Which brings us to penny number seven. This penny wasn’t as fun to find as the others. In fact, I was a little mad about finding it and walked past it then walked back a few seconds later. I would also like to note I have not ever gotten seven pennies in a week. When I get a penny, it is maybe once a month when I am really blessed. But like I said, I receive these pennies on spiritual highs, and this was just that. Penny number seven lived inside a Walmart in Dickinson, North Dakota. When I got back to Dickinson, I didn’t go home. I went to the doctor with a friend, I took her home and then I went to Walmart. I was processing my feelings and trying to figure out how this was the right place to b; back in the United States. And just as I was in my head, I was not paying attention and then looked down at the piece of trash I stepped on. As usual, I picked it up to throw it away and a penny laid below it right inside the front doors of Walmart. I walked right past it, threw the garbage away and realized that penny is meant for me and I needed to get over my anger. Therefore, I walked back to pick it up and of course it was heads up. I grabbed it and brought my head into focus so I could grab the essentials I needed to go home. 

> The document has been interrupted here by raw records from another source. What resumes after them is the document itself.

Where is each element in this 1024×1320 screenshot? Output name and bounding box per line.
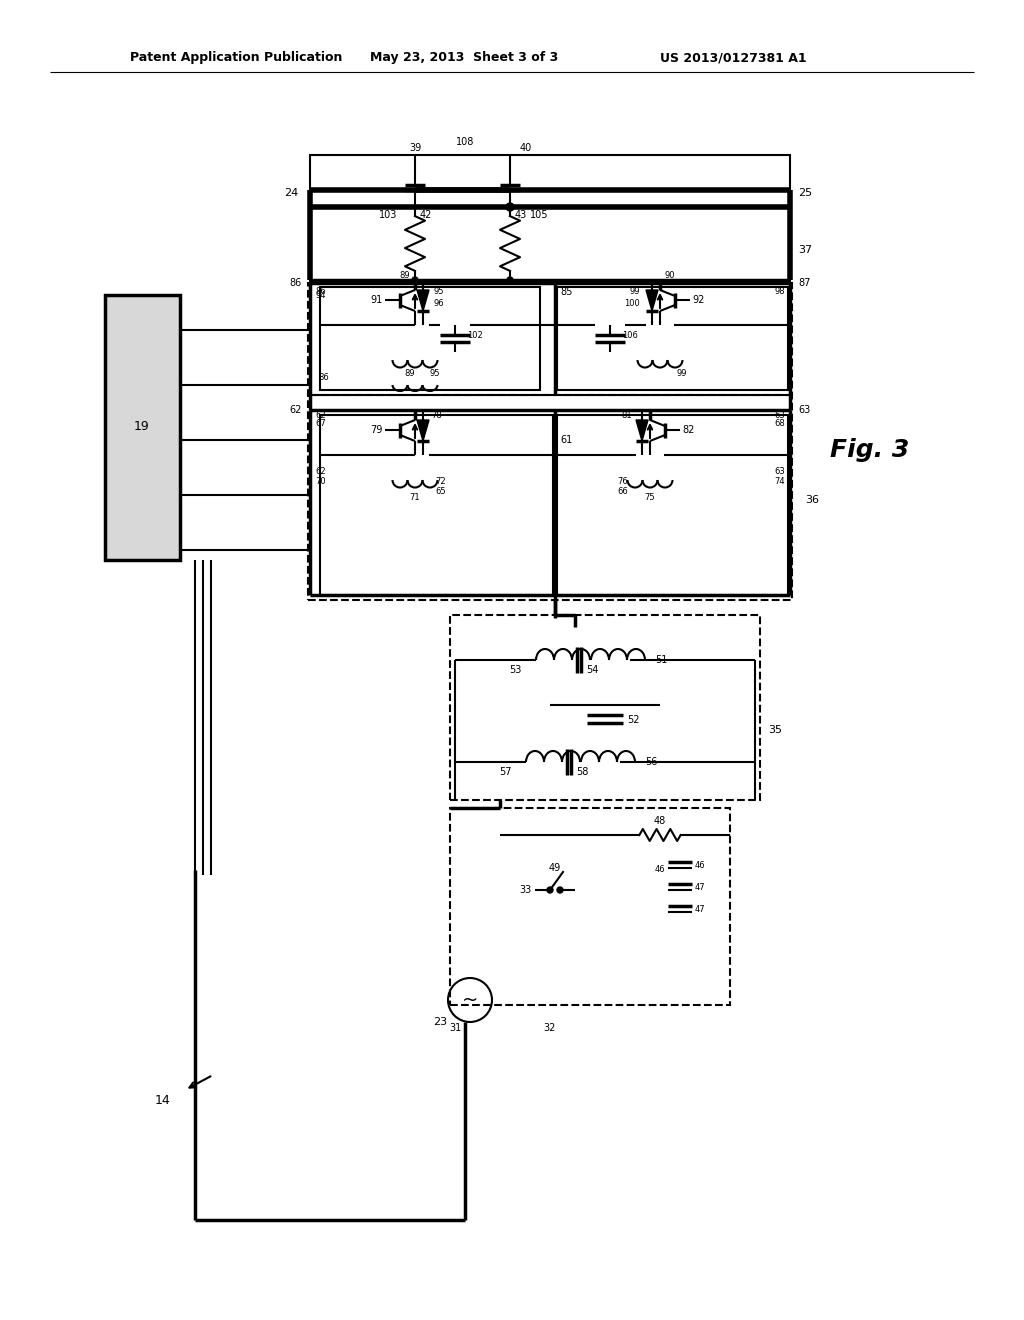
- Text: 62: 62: [290, 405, 302, 414]
- Text: 99: 99: [630, 286, 640, 296]
- Text: 92: 92: [692, 294, 705, 305]
- Text: 78: 78: [431, 412, 441, 421]
- Text: Fig. 3: Fig. 3: [830, 438, 909, 462]
- Text: 23: 23: [433, 1016, 447, 1027]
- Text: 62: 62: [315, 467, 326, 477]
- Text: 99: 99: [677, 368, 687, 378]
- Text: 96: 96: [433, 298, 443, 308]
- Circle shape: [507, 277, 513, 282]
- Text: 86: 86: [315, 286, 326, 296]
- Text: 75: 75: [645, 494, 655, 503]
- Text: 24: 24: [284, 187, 298, 198]
- Text: 108: 108: [456, 137, 474, 147]
- Text: 81: 81: [622, 412, 632, 421]
- Text: 46: 46: [695, 861, 706, 870]
- Text: 42: 42: [420, 210, 432, 220]
- Bar: [310, 154, 790, 395]
- Bar: [319, 286, 540, 389]
- Bar: [450, 808, 730, 1005]
- Text: 32: 32: [544, 1023, 556, 1034]
- Text: 63: 63: [774, 467, 785, 477]
- Text: 70: 70: [315, 477, 326, 486]
- Text: 56: 56: [645, 756, 657, 767]
- Text: 63: 63: [774, 412, 785, 421]
- Text: 87: 87: [798, 279, 810, 288]
- Bar: [308, 282, 792, 601]
- Bar: [557, 414, 788, 595]
- Text: 89: 89: [404, 368, 416, 378]
- Text: 39: 39: [409, 143, 421, 153]
- Bar: [319, 414, 553, 595]
- Text: 91: 91: [371, 294, 383, 305]
- Text: 53: 53: [510, 665, 522, 675]
- Text: 85: 85: [560, 286, 572, 297]
- Text: 89: 89: [399, 271, 411, 280]
- Polygon shape: [417, 420, 429, 441]
- Text: 62: 62: [315, 412, 326, 421]
- Text: Patent Application Publication: Patent Application Publication: [130, 51, 342, 65]
- Text: US 2013/0127381 A1: US 2013/0127381 A1: [660, 51, 807, 65]
- Text: 76: 76: [617, 477, 628, 486]
- Text: 52: 52: [627, 715, 640, 725]
- Circle shape: [506, 203, 514, 211]
- Text: 66: 66: [617, 487, 628, 495]
- Text: 46: 46: [654, 866, 665, 874]
- Text: 61: 61: [560, 436, 572, 445]
- Text: 100: 100: [625, 298, 640, 308]
- Text: 14: 14: [155, 1093, 170, 1106]
- Text: 86: 86: [290, 279, 302, 288]
- Text: 48: 48: [654, 816, 667, 826]
- Text: 103: 103: [379, 210, 397, 220]
- Text: 43: 43: [515, 210, 527, 220]
- Text: 90: 90: [665, 271, 675, 280]
- Text: 74: 74: [774, 477, 785, 486]
- Text: 33: 33: [519, 884, 531, 895]
- Text: May 23, 2013  Sheet 3 of 3: May 23, 2013 Sheet 3 of 3: [370, 51, 558, 65]
- Text: 31: 31: [449, 1023, 461, 1034]
- Text: 82: 82: [682, 425, 694, 436]
- Text: 57: 57: [500, 767, 512, 777]
- Text: 51: 51: [655, 655, 668, 665]
- Text: 54: 54: [586, 665, 598, 675]
- Text: 86: 86: [318, 372, 329, 381]
- Text: 63: 63: [798, 405, 810, 414]
- Text: 72: 72: [435, 477, 445, 486]
- Bar: [557, 286, 788, 389]
- Text: 95: 95: [430, 368, 440, 378]
- Text: 98: 98: [774, 286, 785, 296]
- Text: ~: ~: [462, 990, 478, 1010]
- Circle shape: [412, 277, 418, 282]
- Bar: [450, 615, 760, 800]
- Text: 102: 102: [467, 330, 482, 339]
- Text: 40: 40: [520, 143, 532, 153]
- Text: 36: 36: [805, 495, 819, 506]
- Text: 94: 94: [315, 292, 326, 301]
- Text: 47: 47: [695, 904, 706, 913]
- Text: 19: 19: [134, 421, 150, 433]
- Text: 79: 79: [371, 425, 383, 436]
- Bar: [105, 294, 180, 560]
- Text: 37: 37: [798, 246, 812, 255]
- Text: 71: 71: [410, 494, 420, 503]
- Text: 49: 49: [549, 863, 561, 873]
- Text: 65: 65: [435, 487, 445, 495]
- Text: 67: 67: [315, 420, 326, 429]
- Text: 68: 68: [774, 420, 785, 429]
- Text: 47: 47: [695, 883, 706, 891]
- Text: 106: 106: [622, 330, 638, 339]
- Polygon shape: [417, 290, 429, 312]
- Text: 105: 105: [530, 210, 549, 220]
- Circle shape: [547, 887, 553, 894]
- Text: 25: 25: [798, 187, 812, 198]
- Polygon shape: [636, 420, 648, 441]
- Text: 58: 58: [575, 767, 589, 777]
- Polygon shape: [646, 290, 658, 312]
- Text: 95: 95: [433, 286, 443, 296]
- Circle shape: [557, 887, 563, 894]
- Text: 35: 35: [768, 725, 782, 735]
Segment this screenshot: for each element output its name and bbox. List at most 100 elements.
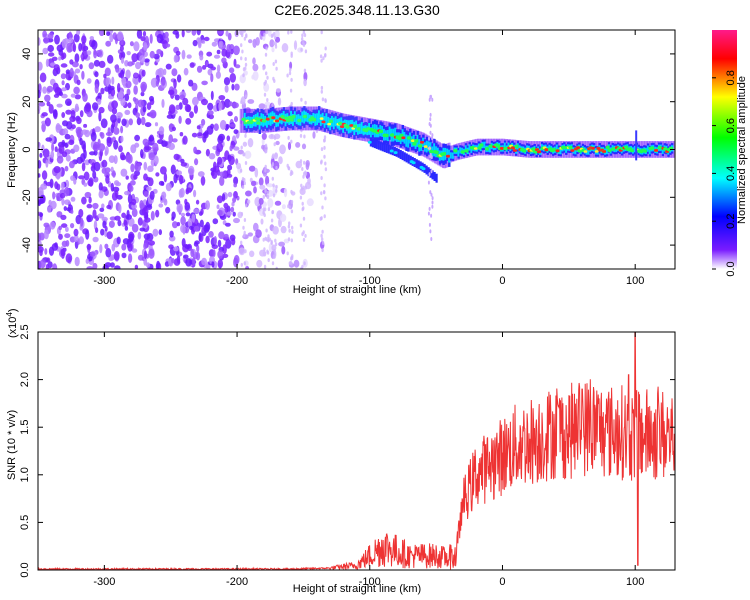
noise-streak	[240, 240, 243, 245]
noise-blob	[50, 62, 56, 67]
noise-streak	[263, 264, 267, 269]
noise-blob	[186, 104, 192, 113]
ridge-branch	[379, 141, 382, 151]
noise-blob	[120, 152, 125, 161]
noise-blob	[219, 171, 225, 177]
noise-blob	[110, 182, 115, 192]
noise-streak	[267, 207, 271, 212]
noise-streak	[290, 101, 293, 106]
noise-blob	[114, 265, 121, 269]
noise-blob	[212, 218, 219, 225]
noise-blob	[210, 90, 214, 101]
noise-blob	[65, 240, 70, 247]
y-tick-label: 0.5	[19, 515, 31, 530]
vertical-streak	[429, 112, 432, 117]
noise-blob	[201, 39, 206, 44]
noise-blob	[253, 222, 259, 232]
noise-streak	[303, 160, 306, 165]
noise-streak	[304, 49, 308, 54]
ridge-branch	[401, 151, 404, 161]
noise-blob	[47, 32, 54, 40]
noise-blob	[207, 102, 214, 111]
ridge-core	[648, 148, 652, 155]
noise-blob	[247, 99, 255, 104]
noise-blob	[252, 63, 259, 72]
noise-streak	[267, 258, 270, 263]
noise-blob	[49, 221, 56, 230]
noise-blob	[60, 63, 68, 68]
noise-blob	[178, 188, 183, 198]
vertical-streak	[428, 146, 431, 151]
noise-blob	[43, 37, 50, 44]
noise-blob	[181, 30, 185, 38]
noise-blob	[216, 49, 221, 55]
noise-blob	[39, 259, 46, 269]
noise-blob	[245, 265, 250, 269]
noise-blob	[234, 116, 238, 123]
noise-streak	[275, 266, 278, 269]
noise-blob	[303, 78, 307, 87]
noise-blob	[176, 74, 182, 83]
noise-blob	[83, 123, 88, 128]
snr-frame	[37, 331, 676, 571]
noise-blob	[98, 143, 106, 152]
noise-streak	[324, 53, 327, 57]
ridge-branch	[433, 172, 436, 181]
noise-blob	[65, 98, 72, 106]
noise-streak	[270, 218, 274, 223]
vertical-streak	[431, 97, 434, 102]
noise-blob	[64, 165, 69, 172]
noise-blob	[205, 221, 211, 232]
colorbar-tick-label: 0.2	[725, 214, 737, 229]
noise-blob	[305, 160, 310, 168]
noise-blob	[208, 153, 216, 160]
noise-blob	[193, 104, 198, 114]
x-tick-label: -300	[93, 275, 115, 287]
noise-blob	[194, 240, 200, 245]
noise-blob	[137, 231, 142, 240]
noise-blob	[154, 122, 159, 127]
noise-blob	[229, 145, 233, 152]
noise-blob	[117, 219, 122, 227]
noise-blob	[234, 64, 241, 69]
noise-blob	[171, 257, 175, 264]
noise-blob	[52, 109, 58, 118]
noise-blob	[54, 181, 59, 190]
noise-blob	[229, 73, 236, 83]
ridge-peak	[477, 146, 483, 150]
ridge-core	[488, 146, 492, 153]
noise-streak	[303, 134, 306, 139]
noise-blob	[52, 263, 58, 269]
noise-blob	[247, 232, 253, 237]
noise-streak	[320, 89, 323, 94]
noise-blob	[118, 203, 122, 214]
ridge-core	[464, 145, 468, 152]
noise-streak	[323, 154, 326, 159]
noise-blob	[216, 204, 220, 210]
noise-blob	[164, 31, 169, 38]
noise-blob	[133, 41, 140, 52]
noise-blob	[79, 110, 84, 118]
ridge-core	[301, 111, 304, 123]
noise-blob	[280, 225, 287, 234]
noise-blob	[185, 118, 192, 125]
noise-blob	[185, 258, 192, 267]
noise-blob	[165, 182, 172, 192]
noise-blob	[192, 256, 196, 266]
noise-blob	[118, 145, 123, 153]
noise-blob	[148, 248, 155, 259]
noise-blob	[61, 198, 65, 206]
noise-blob	[161, 140, 168, 147]
noise-streak	[321, 241, 325, 245]
noise-blob	[306, 198, 314, 207]
noise-blob	[140, 149, 144, 158]
noise-blob	[249, 250, 255, 258]
noise-blob	[86, 78, 92, 84]
noise-blob	[161, 76, 166, 86]
ridge-core	[306, 113, 310, 123]
noise-blob	[150, 210, 155, 221]
ridge-branch	[417, 160, 420, 170]
noise-streak	[302, 216, 306, 221]
noise-blob	[72, 43, 77, 53]
noise-streak	[320, 85, 324, 90]
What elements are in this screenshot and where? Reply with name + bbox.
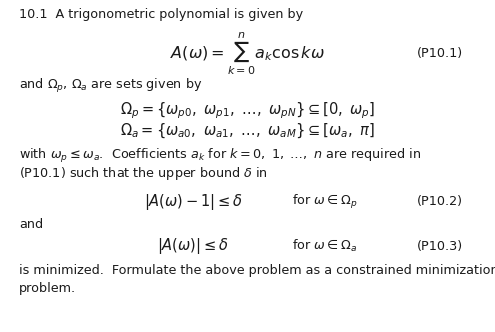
Text: for $\omega \in \Omega_a$: for $\omega \in \Omega_a$ [292,238,357,254]
Text: $|A(\omega) - 1| \leq \delta$: $|A(\omega) - 1| \leq \delta$ [144,192,243,211]
Text: (P10.3): (P10.3) [417,240,463,253]
Text: $|A(\omega)| \leq \delta$: $|A(\omega)| \leq \delta$ [157,236,229,256]
Text: $\Omega_a = \{\omega_{a0},\ \omega_{a1},\ \ldots,\ \omega_{aM}\} \subseteq [\ome: $\Omega_a = \{\omega_{a0},\ \omega_{a1},… [120,121,375,140]
Text: (P10.2): (P10.2) [417,195,463,208]
Text: for $\omega \in \Omega_p$: for $\omega \in \Omega_p$ [292,193,357,210]
Text: (P10.1): (P10.1) [417,47,463,60]
Text: with $\omega_p \leq \omega_a$.  Coefficients $a_k$ for $k = 0,\ 1,\ \ldots,\ n$ : with $\omega_p \leq \omega_a$. Coefficie… [19,147,421,165]
Text: and: and [19,217,43,231]
Text: is minimized.  Formulate the above problem as a constrained minimization: is minimized. Formulate the above proble… [19,264,495,277]
Text: and $\Omega_p$, $\Omega_a$ are sets given by: and $\Omega_p$, $\Omega_a$ are sets give… [19,77,202,95]
Text: (P10.1) such that the upper bound $\delta$ in: (P10.1) such that the upper bound $\delt… [19,165,268,182]
Text: $\Omega_p = \{\omega_{p0},\ \omega_{p1},\ \ldots,\ \omega_{pN}\} \subseteq [0,\ : $\Omega_p = \{\omega_{p0},\ \omega_{p1},… [120,100,375,121]
Text: 10.1  A trigonometric polynomial is given by: 10.1 A trigonometric polynomial is given… [19,8,303,21]
Text: $A(\omega) = \sum_{k=0}^{n} a_k \cos k\omega$: $A(\omega) = \sum_{k=0}^{n} a_k \cos k\o… [170,31,325,77]
Text: problem.: problem. [19,282,76,295]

These pennies are not something to idolize, it is just one of many ways I talk to God. I do not save these, in fact when I get a half jar full, I go to a popular destination and lay them heads up to help the angels with their work. I should not save these. They are not mine to have, they are Papa G’s. These pennies are simply a way for me to hear His words of affirmation. Though I do not need it, these beautiful priceless pennies show me a physical sign of Him. As many people love the footprints in the sand story, I love the pennies from heaven story. It reminds me that I am not alone, I am His child and He will provide to me. In times like today, that is what we all could use, a penny on the ground from an angel. A near to worthless penny, laying on the ground to show us that we have been, are, and always will be children of God. A penny to show us God has not and will not leave. A simple penny to explain how He takes delight in our joyous actions. A priceless penny to tell us He stands with us and He is for us. A penny from a divine place to tell us He has this under control. A penny from Heaven.